Why do we still believe God uses violence against us
when ancient tribes figured out a long time ago that it just isn’t true?

During Lent, we engage in spiritual practices that remind us of our own complicity
                in the oppressive systems of the world.
When we tell the truth about ourselves and our communities
                only then can we test out new ideas and new ways of being.
Jesus tested his calling in the wilderness. 
This telling the truth is not about being demoralized and demonized.
It about being awake to who we are warts and all.
As Christians, we have the strength to do this because we believe in the power of forgiveness.
Not so we are off the hook,
                but so we can be conscious to the spirit’s movement in the world.
Yes, there are consequences to past mistakes,
                but they do not have to define the future.
Forgiveness frees us to hope even when it seems that things are hopeless.

Back to Vaclav Havel...
He says, “Hope is a state of mind, not of the world. Hope, in this deep and powerful sense, is not the same as joy that things are going well, or willingness to invest in enterprises that are obviously heading for success, but rather an ability to work for something because it is good.

“Hope is definitely not the same thing as optimism. It is not the conviction that something will turn out well, but the certainty that something makes sense, regardless of how it turns out.”

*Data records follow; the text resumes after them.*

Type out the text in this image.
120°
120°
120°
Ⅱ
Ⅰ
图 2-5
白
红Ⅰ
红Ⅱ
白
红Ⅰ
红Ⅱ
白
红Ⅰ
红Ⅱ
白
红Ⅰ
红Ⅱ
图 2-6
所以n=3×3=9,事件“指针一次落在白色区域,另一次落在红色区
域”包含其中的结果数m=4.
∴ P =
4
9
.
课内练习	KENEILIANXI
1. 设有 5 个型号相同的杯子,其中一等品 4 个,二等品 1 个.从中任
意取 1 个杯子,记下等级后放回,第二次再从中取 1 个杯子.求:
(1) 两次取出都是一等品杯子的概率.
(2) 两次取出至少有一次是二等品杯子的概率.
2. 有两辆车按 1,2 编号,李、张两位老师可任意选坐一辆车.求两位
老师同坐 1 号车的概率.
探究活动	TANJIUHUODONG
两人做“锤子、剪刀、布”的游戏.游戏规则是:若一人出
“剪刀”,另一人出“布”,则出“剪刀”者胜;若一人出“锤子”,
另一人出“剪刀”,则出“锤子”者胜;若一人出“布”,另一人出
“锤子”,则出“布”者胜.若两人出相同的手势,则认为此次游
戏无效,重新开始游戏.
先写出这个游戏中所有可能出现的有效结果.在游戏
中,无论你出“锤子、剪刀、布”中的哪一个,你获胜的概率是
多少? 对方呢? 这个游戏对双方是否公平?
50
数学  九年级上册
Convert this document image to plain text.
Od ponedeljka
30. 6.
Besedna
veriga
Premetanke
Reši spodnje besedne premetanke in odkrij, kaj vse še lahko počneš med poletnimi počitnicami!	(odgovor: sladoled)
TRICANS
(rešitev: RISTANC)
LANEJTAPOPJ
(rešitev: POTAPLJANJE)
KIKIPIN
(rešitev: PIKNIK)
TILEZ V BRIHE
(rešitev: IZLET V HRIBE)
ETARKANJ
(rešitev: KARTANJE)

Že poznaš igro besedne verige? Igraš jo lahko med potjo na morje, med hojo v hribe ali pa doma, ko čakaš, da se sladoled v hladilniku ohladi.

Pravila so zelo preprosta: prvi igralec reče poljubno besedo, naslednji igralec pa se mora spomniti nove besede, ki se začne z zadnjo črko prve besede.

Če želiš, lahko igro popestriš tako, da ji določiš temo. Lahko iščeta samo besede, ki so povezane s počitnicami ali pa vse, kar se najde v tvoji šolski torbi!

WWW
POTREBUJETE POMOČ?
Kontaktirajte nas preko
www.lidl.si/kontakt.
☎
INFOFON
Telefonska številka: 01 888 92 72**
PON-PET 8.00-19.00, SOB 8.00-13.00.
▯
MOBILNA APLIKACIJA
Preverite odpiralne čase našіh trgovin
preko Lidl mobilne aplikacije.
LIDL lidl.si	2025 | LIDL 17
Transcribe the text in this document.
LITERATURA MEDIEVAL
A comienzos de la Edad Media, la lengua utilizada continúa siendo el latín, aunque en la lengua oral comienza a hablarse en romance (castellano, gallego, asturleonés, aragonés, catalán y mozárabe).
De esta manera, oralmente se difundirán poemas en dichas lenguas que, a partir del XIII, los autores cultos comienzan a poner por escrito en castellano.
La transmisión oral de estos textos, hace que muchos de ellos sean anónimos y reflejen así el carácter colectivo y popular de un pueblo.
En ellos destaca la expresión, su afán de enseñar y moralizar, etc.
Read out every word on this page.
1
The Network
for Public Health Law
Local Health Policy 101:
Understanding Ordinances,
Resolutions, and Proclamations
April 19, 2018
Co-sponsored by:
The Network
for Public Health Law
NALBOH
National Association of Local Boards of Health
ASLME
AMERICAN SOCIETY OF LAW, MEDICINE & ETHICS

This is what I want you to hear as we enter into this Lenten season,
            a time of forty days and forty nights of internal testing.
What is the way of being that makes sense for the common good?
What is the way of being that makes sense for you?
What is that something that makes sense, that something that you’re willing to work for,
            regardless of how it turns out?

For the ancient people of the Middle East,
            it made sense to worship a God who had hung up a rainbow,
            to signal the futility of violence in order to redeem the world.

During this season of Lent, I’m going to review the major covenants of the Hebrew scriptures.
Today we start with Covenant One:
The story of Noah teaches us that violence and destruction are not the way to reconciliation and peace.
If we truly believe this, we have a lot of work to do.